The International Renewable Energy Agency has produced a report called “Global Energy Transformation”. There are number of headlines being pulled out of this report, but the main one is that renewable capacity will make up most generation capacity by 2050 with wind and solar providing most of that. There would 8.5TWp of solar capacity and 6TWp of wind capacity. This would provide 50% of global electricity. The report covers the areas that are going well and going badly for the Global Energy Transformation, with very interesting and clear graphics. As you can see from the one below there is much to be cheerful about.
However other graphics make plain there is still much progress still to make. Energy efficiency gains need to be over 3% a year, not 2% as they are now.
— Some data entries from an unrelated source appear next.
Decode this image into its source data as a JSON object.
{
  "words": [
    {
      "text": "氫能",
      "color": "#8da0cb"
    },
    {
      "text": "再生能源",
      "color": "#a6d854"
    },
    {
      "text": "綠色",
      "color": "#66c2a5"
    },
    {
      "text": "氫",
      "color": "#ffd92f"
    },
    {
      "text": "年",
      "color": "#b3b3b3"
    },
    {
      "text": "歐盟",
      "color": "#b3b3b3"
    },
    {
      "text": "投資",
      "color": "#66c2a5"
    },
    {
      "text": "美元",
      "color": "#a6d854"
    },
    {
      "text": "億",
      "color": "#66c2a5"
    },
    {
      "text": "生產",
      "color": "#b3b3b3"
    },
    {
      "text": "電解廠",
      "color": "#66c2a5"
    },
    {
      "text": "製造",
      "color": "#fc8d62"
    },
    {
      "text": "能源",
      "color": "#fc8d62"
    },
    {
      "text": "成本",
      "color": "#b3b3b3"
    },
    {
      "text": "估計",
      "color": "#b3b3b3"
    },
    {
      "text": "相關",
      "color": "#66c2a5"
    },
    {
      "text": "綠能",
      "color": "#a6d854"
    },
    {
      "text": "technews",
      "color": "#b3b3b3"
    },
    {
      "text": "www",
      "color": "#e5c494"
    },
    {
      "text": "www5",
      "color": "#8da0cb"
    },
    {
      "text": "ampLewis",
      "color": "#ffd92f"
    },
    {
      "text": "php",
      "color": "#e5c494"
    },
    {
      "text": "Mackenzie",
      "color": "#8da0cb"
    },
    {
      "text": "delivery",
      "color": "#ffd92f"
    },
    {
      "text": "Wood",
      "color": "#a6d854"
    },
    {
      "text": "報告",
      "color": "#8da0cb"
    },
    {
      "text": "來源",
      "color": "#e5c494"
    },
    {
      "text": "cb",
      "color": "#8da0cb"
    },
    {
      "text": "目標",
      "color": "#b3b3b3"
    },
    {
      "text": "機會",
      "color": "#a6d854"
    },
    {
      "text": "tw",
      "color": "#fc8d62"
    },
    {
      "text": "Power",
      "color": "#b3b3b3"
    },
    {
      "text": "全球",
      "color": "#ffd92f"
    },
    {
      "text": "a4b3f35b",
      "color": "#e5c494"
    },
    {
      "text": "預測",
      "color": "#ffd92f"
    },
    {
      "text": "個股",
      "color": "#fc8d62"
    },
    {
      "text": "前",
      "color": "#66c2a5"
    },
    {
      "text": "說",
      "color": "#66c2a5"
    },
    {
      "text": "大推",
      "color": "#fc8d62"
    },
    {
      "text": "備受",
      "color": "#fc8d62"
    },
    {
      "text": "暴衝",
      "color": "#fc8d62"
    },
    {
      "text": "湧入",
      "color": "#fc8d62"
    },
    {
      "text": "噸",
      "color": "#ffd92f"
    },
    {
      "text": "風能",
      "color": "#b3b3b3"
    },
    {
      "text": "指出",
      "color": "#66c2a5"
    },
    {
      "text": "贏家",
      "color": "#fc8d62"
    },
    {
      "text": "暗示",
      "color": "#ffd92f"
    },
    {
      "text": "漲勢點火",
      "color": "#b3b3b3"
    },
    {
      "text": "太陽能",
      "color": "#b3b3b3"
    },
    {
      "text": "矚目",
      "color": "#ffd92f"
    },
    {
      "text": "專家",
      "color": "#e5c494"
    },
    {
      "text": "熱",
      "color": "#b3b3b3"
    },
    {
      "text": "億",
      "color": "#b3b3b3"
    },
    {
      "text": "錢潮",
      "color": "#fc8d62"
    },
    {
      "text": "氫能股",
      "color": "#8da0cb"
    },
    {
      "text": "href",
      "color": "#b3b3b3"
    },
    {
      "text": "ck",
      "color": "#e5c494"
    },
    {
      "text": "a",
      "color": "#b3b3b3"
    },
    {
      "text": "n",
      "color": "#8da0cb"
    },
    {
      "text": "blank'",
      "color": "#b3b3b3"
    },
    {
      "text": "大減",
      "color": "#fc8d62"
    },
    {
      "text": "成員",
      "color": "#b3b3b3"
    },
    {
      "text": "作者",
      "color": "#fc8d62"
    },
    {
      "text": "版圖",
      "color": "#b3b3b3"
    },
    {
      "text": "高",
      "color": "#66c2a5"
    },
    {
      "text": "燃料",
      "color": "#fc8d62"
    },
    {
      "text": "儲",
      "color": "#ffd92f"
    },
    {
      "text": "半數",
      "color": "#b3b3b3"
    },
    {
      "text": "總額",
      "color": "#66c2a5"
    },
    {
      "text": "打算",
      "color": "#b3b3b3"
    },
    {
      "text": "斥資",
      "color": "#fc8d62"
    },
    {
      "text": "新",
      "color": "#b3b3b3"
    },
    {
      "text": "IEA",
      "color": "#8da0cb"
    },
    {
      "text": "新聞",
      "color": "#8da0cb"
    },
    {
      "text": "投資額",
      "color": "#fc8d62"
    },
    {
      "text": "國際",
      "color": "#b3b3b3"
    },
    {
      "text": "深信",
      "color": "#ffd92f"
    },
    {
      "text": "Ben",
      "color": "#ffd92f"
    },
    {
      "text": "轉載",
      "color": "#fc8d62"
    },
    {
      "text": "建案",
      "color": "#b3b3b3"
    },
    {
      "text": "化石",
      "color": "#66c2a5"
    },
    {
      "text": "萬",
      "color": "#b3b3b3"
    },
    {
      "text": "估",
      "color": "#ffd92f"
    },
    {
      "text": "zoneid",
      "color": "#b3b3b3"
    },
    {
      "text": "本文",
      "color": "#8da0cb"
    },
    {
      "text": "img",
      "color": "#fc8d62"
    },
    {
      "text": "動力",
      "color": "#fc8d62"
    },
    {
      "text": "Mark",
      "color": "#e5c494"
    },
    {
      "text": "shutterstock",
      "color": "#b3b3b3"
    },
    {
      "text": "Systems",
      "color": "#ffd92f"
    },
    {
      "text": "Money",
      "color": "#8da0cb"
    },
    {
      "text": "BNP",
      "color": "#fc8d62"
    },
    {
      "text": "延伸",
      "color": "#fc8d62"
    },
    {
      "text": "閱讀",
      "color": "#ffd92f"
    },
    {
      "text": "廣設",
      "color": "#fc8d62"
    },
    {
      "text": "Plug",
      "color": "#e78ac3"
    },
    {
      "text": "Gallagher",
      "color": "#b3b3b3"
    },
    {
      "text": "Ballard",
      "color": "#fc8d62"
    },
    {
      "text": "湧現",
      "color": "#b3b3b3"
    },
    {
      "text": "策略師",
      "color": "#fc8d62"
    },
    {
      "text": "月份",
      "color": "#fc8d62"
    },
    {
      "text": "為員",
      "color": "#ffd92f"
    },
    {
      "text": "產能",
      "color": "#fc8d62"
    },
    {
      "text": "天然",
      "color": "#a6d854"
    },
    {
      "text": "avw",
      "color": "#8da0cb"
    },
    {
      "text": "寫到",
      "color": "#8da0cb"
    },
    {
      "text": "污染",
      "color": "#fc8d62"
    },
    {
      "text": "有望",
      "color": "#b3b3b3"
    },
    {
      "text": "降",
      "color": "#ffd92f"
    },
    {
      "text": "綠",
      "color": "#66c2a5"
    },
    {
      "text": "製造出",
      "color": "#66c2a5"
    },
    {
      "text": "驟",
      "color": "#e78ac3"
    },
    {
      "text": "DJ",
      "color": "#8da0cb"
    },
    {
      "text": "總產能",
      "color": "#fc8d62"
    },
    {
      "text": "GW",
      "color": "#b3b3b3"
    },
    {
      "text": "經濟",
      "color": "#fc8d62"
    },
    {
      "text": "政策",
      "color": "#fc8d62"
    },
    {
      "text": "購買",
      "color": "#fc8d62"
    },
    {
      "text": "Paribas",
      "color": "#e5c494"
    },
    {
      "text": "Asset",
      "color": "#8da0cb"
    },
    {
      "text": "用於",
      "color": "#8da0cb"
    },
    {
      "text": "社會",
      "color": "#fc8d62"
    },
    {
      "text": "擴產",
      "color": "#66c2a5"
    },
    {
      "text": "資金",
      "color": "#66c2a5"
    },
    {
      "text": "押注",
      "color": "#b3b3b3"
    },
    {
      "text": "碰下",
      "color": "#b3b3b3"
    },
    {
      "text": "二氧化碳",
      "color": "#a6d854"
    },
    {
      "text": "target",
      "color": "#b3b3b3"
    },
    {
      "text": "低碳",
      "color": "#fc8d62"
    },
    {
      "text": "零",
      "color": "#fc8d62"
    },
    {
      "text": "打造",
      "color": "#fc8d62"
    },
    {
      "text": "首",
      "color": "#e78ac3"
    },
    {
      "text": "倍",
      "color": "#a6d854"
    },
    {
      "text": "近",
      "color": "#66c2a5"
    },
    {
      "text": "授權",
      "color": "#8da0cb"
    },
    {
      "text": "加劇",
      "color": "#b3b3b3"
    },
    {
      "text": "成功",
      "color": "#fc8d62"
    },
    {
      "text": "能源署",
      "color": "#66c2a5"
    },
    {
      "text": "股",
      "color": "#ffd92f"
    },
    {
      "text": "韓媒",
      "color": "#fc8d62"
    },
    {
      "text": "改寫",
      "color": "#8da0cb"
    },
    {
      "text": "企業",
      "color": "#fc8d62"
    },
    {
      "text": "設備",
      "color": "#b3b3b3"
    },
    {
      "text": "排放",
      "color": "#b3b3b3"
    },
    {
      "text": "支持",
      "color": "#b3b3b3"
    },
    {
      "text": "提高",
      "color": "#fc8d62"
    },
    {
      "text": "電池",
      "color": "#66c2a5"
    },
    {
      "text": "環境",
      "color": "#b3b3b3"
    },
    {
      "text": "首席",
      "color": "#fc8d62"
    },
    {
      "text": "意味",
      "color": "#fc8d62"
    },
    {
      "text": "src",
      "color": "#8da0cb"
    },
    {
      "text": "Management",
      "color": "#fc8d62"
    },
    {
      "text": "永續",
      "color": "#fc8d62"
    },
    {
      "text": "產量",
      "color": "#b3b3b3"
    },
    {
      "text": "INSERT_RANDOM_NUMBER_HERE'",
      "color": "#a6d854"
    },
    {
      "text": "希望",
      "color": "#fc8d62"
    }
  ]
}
Share of electricity in final energy consumption i.e. electrification of the economy is off track, as is annual wind additions, use of heat pumps, use of liquid biofuels, energy consumption per capita, reduction in fossil fuel demand (there isn’t any -apart from coal)and energy related emissions.
On track are;
Renewable energy share in power generation, solar capacity, (surprisingly) electric car use, use of solar thermal collectors, solar energy costs and use of smart meters.
There is much in the above and other parts of the report I don’t agree with. There is too much support and reliance on biofuels and only a tiny reference to competition with growing food. “Bioenergy must be produced in ways that are environmentally, socially and economically sustainable. There is a very large potential to produce bioenergy cost-effectively on existing farmland and grassland, without encroaching upon rainforests, and in addition to growing food requirements.” I disagree. I think the use of agricultural wastes will provide limited amounts of biofuel for transport. I also regard the use of hydrogen as a waste of space. However there is much that is good in the report and its well worth a look at.